Schiedsgutachter benötigen in Planungsangelegenheiten und Honorarfragen eine überdurchschnittliche Fach- und Branchenkenntnis. Darüber hinaus müssen sie auch in der Verfahrensführung kompetent sein. Die DGA-Bau Gesellschaft zur außergerichtlichen Streitbeilegung in der Bau- und Immobilienwirtschaft e. V. empfiehlt bei der Auswahl des geeigneten Schiedsgutachters einen Nachweis einer zehnjährigen einschlägigen Berufserfahrung und ergänzend die Qualifikation als Streitlöser DGA-Bau-Zert® oder als Fachanwalt für Bau- und Architektenrecht bzw. als Richter in einer Baukammer.

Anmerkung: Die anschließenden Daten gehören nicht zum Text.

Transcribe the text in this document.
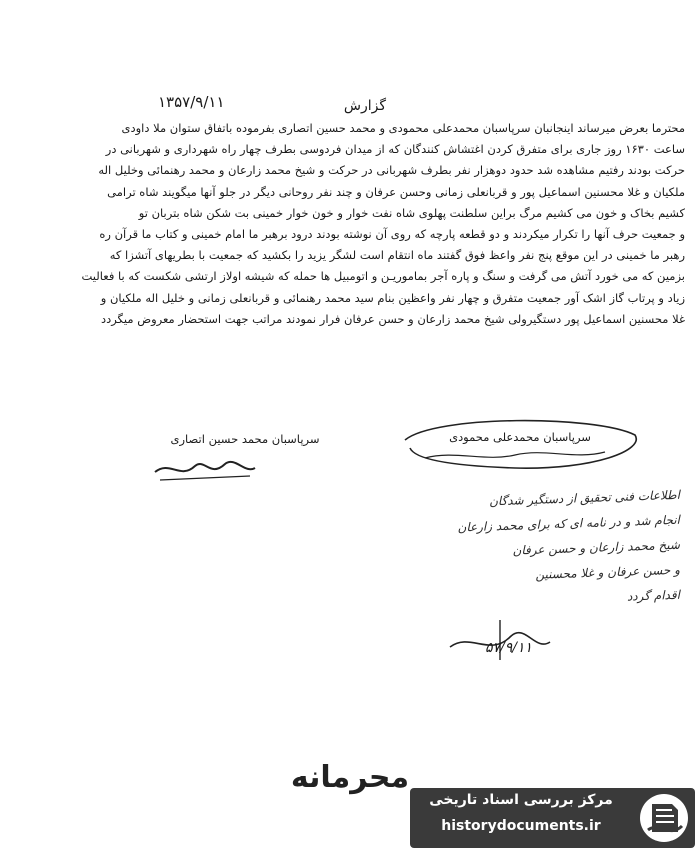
گزارش
۱۳۵۷/۹/۱۱
محترما بعرض میرساند اینجانبان سرپاسبان محمدعلی محمودی و محمد حسین اتصاری بفرموده باتفاق ستوان ملا داودی
ساعت ۱۶۳۰ روز جاری برای متفرق کردن اغتشاش کنندگان که از میدان فردوسی بطرف چهار راه شهرداری و شهربانی در
حرکت بودند رفتیم مشاهده شد حدود دوهزار نفر بطرف شهربانی در حرکت و شیخ محمد زارعان و محمد رهنمائی وخلیل اله
ملکیان و غلا محسنین اسماعیل پور و قربانعلی زمانی وحسن عرفان و چند نفر روحانی دیگر در جلو آنها میگویند شاه ترامی
کشیم بخاک و خون می کشیم مرگ براین سلطنت پهلوی شاه نفت خوار و خون خوار خمینی بت شکن شاه بتربان تو
و جمعیت حرف آنها را تکرار میکردند و دو قطعه پارچه که روی آن نوشته بودند درود برهبر ما امام خمینی و کتاب ما قرآن ره
رهبر ما خمینی در این موقع پنج نفر واعظ فوق گفتند ماه انتقام است لشگر یزید را بکشید که جمعیت با بطریهای آتشزا که
بزمین که می خورد آتش می گرفت و سنگ و پاره آجر بماموریـن و اتومبیل ها حمله که شیشه اولاز ارتشی شکست که با فعالیت
زیاد و پرتاب گاز اشک آور جمعیت متفرق و چهار نفر واعظین بنام سید محمد رهنمائی و قربانعلی زمانی و خلیل اله ملکیان و
غلا محسنین اسماعیل پور دستگیرولی شیخ محمد زارعان و حسن عرفان فرار نمودند مراتب جهت استحضار معروض میگردد
سرپاسبان محمدعلی محمودی
سرپاسبان محمد حسین اتصاری
اطلاعات فنی تحقیق از دستگیر شدگان
انجام شد و در نامه ای که برای محمد زارعان
شیخ محمد زارعان و حسن عرفان
و حسن عرفان و غلا محسنین
اقدام گردد
۵۷/۹/۱۱
محرمانه
مرکز بررسی اسناد تاریخی
historydocuments.ir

Bei der Auswahl des Schiedsgutachters sind ö. b. u. v. Sachverständige aufgrund ihrer Bestellung besonders befähigt. Vergleichbar qualifiziert sind Sachverständige, wenn sie einschlägige Kompetenzen und Ausbildungen in außergerichtlichen Streitbeilegungsverfahren nachweisen und Gutachten zu den gutachtenrelevanten bauspezifischen Fragen einbringen. Erfahrungsgemäß können auch Inhaber oder Führungskräfte von Architektur- und Ingenieurbüros qualifizierte und praxistaugliche Antworten geben.
Die zeitliche Verfügbarkeit des Schiedsgutachters ist unbedingt vorab zu klären, damit eine zügige Konfliktbearbeitung ermöglicht werden kann. Eine Auswahl der außergerichtlichen Streitbeilegungsverfahren und geeignete Streitlöser finden Sie auf einer Liste der DGA-Bau Gesellschaft für außergerichtliche Streitbeilegung e. V., bei einschlägigen Kammern, Verbänden oder der IHK.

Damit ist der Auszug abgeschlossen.